Premier Lord says it is a federal responsibility. The Prime Minister has said it is a provincial project. While these two Conservatives continue to pass the buck, residents grow more impatient and the environment continues to deteriorate.

Where is the money in the budget to begin work on the restoration of the Petitcodiac River starting this summer?

The EnvironmentOral Questions

11:45 a.m.

Langley B.C.

Conservative

Mark Warawa ConservativeParliamentary Secretary to the Minister of the Environment

Mr. Speaker, this is another example of 13 years of a government doing nothing and this is why we have some of these problems.

The government is focused on clean water and clean air and we will engage in discussions with all jurisdictions and interested parties to work together to ensure safe, clean water for all Canadians.

The EnvironmentOral Questions

11:50 a.m.

Liberal

Dominic LeBlanc Liberal Beauséjour, NB

Mr.
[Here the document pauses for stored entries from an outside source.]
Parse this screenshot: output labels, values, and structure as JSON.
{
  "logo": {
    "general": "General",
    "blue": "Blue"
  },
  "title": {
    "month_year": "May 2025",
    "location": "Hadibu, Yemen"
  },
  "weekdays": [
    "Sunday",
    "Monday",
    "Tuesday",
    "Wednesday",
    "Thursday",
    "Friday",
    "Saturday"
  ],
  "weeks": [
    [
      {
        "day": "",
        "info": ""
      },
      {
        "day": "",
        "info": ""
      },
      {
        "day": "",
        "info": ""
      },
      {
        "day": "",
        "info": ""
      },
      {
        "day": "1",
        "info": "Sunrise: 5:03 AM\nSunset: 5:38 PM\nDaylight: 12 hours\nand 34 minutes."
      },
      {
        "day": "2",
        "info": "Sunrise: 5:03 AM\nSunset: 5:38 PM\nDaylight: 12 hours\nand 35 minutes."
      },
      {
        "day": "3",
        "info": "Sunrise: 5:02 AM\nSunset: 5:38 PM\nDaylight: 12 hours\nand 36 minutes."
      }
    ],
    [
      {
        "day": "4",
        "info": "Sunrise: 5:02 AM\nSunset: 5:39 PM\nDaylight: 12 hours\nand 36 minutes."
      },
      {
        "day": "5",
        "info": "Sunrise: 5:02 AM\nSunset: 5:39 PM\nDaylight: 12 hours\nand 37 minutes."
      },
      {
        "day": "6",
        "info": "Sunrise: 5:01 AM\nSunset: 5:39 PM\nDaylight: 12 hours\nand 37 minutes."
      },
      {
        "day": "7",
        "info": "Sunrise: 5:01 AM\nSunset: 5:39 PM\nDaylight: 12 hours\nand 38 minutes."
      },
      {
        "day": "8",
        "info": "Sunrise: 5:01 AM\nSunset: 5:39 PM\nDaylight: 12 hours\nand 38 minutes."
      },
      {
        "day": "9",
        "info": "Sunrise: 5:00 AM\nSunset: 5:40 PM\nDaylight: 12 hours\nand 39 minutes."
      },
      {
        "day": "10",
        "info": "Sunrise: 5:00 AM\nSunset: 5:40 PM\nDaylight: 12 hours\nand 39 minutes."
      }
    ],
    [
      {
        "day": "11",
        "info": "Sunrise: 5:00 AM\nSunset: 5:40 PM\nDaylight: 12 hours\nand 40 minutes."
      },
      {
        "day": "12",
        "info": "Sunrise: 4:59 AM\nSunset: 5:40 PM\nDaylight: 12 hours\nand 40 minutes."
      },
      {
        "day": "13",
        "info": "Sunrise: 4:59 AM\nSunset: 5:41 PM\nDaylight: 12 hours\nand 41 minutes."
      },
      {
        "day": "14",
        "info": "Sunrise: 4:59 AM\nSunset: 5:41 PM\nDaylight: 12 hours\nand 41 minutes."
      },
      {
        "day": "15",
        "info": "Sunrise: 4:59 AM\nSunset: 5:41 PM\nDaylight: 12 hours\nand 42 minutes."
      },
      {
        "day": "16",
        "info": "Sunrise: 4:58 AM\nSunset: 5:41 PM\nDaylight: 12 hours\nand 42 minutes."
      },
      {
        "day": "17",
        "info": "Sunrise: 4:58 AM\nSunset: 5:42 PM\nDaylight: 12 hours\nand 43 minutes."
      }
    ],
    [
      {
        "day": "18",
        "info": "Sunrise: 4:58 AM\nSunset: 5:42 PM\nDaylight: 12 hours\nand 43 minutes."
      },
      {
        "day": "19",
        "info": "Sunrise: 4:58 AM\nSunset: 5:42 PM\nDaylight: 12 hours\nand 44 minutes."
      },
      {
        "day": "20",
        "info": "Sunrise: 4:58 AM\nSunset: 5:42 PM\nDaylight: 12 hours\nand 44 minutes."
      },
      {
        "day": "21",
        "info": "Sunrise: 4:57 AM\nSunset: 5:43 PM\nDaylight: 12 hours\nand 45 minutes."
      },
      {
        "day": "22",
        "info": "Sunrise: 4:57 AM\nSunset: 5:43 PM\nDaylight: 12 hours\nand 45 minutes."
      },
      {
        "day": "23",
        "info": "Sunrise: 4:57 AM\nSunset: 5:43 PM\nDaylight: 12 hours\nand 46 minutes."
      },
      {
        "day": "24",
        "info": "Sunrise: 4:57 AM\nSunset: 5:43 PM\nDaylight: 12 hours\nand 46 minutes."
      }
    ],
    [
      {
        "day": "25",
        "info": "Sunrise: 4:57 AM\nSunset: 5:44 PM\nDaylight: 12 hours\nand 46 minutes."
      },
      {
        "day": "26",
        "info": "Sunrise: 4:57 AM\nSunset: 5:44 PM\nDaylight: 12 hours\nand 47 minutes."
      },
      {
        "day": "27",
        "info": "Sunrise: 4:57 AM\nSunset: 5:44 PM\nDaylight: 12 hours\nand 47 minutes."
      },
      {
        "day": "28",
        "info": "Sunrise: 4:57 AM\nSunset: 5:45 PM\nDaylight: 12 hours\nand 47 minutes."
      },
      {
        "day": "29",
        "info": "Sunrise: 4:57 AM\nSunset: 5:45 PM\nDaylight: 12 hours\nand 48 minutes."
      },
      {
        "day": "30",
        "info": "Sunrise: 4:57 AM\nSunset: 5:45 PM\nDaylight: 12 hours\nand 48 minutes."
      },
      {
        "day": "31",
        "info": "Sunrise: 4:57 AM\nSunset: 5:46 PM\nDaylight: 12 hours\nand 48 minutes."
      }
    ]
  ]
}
Speaker, the parliamentary secretary obviously has absolutely no idea of the answer because he would know that a joint federal-provincial environmental impact assessment was just completed a few months ago and now the decision is in the hands of the government as to whether it will do the right thing.

Not only did the government cut funding to fight climate change, it also failed to invest any money in strategic infrastructure funds for the coming year. These funds are needed to fix the problem on the Petitcodiac River.

How long will residents of New Brunswick have to wait before the government decides to act?

The EnvironmentOral Questions

11:50 a.m.

Langley B.C.

Conservative

Mark Warawa ConservativeParliamentary Secretary to the Minister of the Environment

Mr. Speaker, budget 2006 delivers real promises on the environment. We have increased incentives to promote the use of public transit. This measure alone will help reduce traffic congestion and improve the environment.

The finance minister has confirmed that substantial funding of $1.3 billion will help with infrastructure.